I have been told that the church didn’t specifically say abortion was a no-no until the 19th century. I’m not disagreeing with your point, but I am wondering what backs that idea, since I’ve heard it many times over the years. If you know, or anyone else knows about this specific point, let me know.
Abortion was condemned way back in the Didache, which was written around AD 80.
There have been arguments back and forth over the years about whether early abortion was morally identical to murder, or was some lesser (but still serious) sin. The position that abortion is a serious sin has been essentially constant teaching since the beginning.
The Church has always said that abortion is a “no-no.” The confuse arises from a difference of opinion about the severity of the offense. Some theologians accepted the embryology of Aristotle, which had it that the soul did not enter the body until the “quickening’” This theory was held until the 1840s when the nature of conception was first clearly understood. Until this time, physicians had been accustomed to solve female problem by givng them drugs that “loosened the menses,” But after a Belgien scientist actually observed the union of a rabbit sperm with an ovums and the beginning of the borth process, physicians realized they had actually been producing abortions. Consequently state medical associations began pushing for laws that prevented such treatments. The Texas law struck down by Roe V. Wade was enacted at the instigation of the TMA. The Church’s position was simply a recognition of where the science pointed to, which affirmed the Church’s ancient position that all life was sacred, and that the pagan practices of abortion and infanticide were abominations. Even the Justinian Code, enacted by a Christian emperor, had not banned abortion, but the new science made it clear that avoiding abortion was not just simply a very pious act but the proper basis for law. Incidentally, the proclamation of the dogma of the Immaculate Conception went hand in hand with this new awareness. If God became man at the moment of the Annunciation, than all humans come into being at the moment of their conception.
“I have been told that the church didnt specifically say abortion was a no-no until the 19th century. Im not disagreeing with your point, but I am wondering what backs that idea, since Ive heard it many times over the years. If you know, or anyone else knows about this specific point, let me know”

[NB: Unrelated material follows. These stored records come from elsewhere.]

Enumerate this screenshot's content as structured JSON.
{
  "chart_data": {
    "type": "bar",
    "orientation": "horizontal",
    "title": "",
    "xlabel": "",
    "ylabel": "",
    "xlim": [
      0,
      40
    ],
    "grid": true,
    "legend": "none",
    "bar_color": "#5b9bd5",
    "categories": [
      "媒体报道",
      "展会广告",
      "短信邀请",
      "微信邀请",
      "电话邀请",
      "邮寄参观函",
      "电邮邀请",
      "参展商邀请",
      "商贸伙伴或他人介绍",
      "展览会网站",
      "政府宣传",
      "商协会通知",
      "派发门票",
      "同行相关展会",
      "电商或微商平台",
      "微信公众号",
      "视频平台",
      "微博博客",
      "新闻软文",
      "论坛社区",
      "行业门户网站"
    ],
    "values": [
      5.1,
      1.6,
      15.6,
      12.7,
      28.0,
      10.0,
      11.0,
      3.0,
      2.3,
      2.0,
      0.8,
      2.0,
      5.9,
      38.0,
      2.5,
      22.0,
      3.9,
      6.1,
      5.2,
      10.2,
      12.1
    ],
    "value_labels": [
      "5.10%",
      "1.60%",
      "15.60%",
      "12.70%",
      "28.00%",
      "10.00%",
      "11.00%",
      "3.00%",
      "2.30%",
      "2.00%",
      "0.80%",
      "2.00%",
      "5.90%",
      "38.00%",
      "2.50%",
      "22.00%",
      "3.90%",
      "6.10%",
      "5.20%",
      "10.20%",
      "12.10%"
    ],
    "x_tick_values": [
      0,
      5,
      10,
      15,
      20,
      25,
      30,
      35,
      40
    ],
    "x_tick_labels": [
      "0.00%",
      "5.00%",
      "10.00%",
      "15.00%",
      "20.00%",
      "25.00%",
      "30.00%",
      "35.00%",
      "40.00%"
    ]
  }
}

I don’t know the specifics - or the dates here. But I suspect it has something to do with not being able to pronounce definitively on something where actual knowledge was limited.
In understanding the nature of how conception occurs, how embryos develop into fetuses, and how fetal development proceeds until birth -these are things that are fairly “recent” in how we understand them.
There was never a moral question about whether it's the crime of homicide to deliberately kill a living human being. There did remain a fact-question concerning embryology: when can we know that there is a living being in the woman's womb?
Until fairly recently, there was no way to know until the woman felt movement.
Even a few centuries ago, the common medical guess was that the father's semen coagulated in the womb, like curds forming in milk, stuck together in clumps until it formed a baby-shape about as big as a walnut, and then the baby-shaped clump came alive and started kicking mama!
So, knowing that any sabotage of God's work in the creation of new life is morally wrong, the Church said that the destructive interruption of pregnancy at any stage is always a serious sin; and additionally, if you knew that the baby was alive, it's murder.
Since the discovery of DNA and the observation that fertilization constitutes Day One of every human person's lifespan, the Church (being reality-based) teaches that all embryo-killing is murder.